NEoN Digital Arts Archive

REWIRED: THE INTERNET OF US

Shannon McRae

Shannon McRae created a text and image piece, asking what does it mean to be a queer woman on the Internet? What does it mean to be sexual, and sexually expressive, in an environment where we interact only as representations of ourselves, in a maze of representations that routinely diminish us?

How do we shape, express, and honour identities and sexualities that are marginalized both in the real world and online? What is the language through which we create ourselves, and express who we are and what we desire?

What does it mean to simply wish to exist, much less transgress repressive norms of gender, race and sexual conduct, particularly when doing may incite violence?

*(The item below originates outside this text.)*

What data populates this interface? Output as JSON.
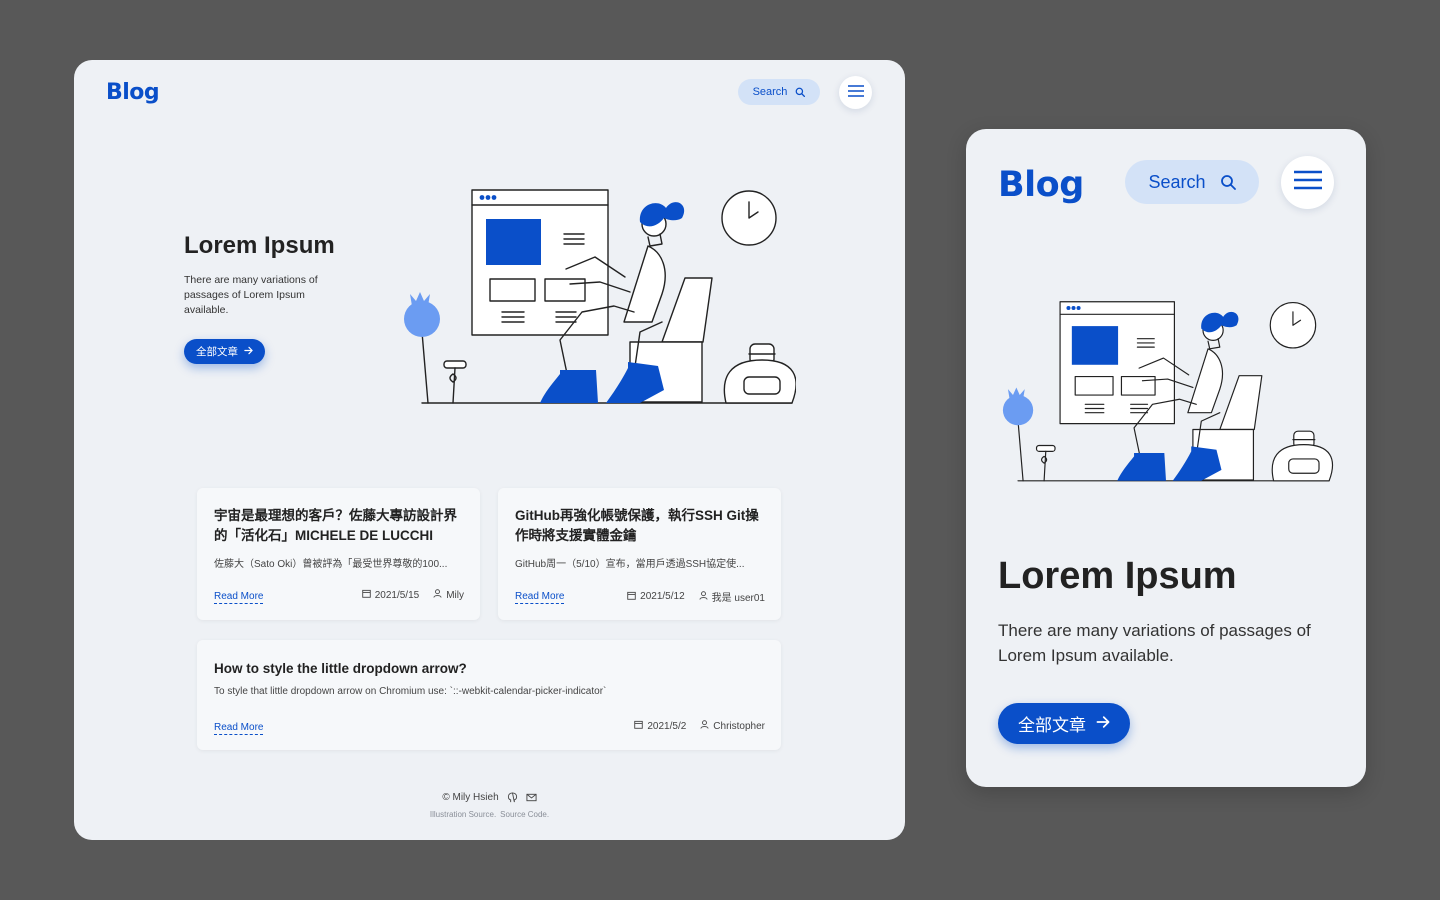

This project is a conversation, in images and words, with marginalized and transgressive women: including non-binary, genderqueer, trans women, sex workers, women in various BD/SM communities, about shaping an internet presence, speaking for oneself, and the process of self-creation. It focuses particularly on questions of access and accessibility. Who gets to be in virtual space? Who gets a say in what it looks like, and how we are supposed to look and behave? What do we gain, and what are the costs?

About the Artist

Shannon McRae is an American Professor of English and Director of Film Studies at the State University of New York at Fredonia. She teaches literature, film, mythology, religion, queer theory, and popular culture. She is interested in bodies, pleasures, the semi-permeability of the boundaries by which we customarily define self and other, technologies of ecstasy, and tracing the cultural stories that instruct humanity in their use. She is currently writing a book about non-mainstream religions, spiritual tourism, and pop-culture paganism in Jazz Age America.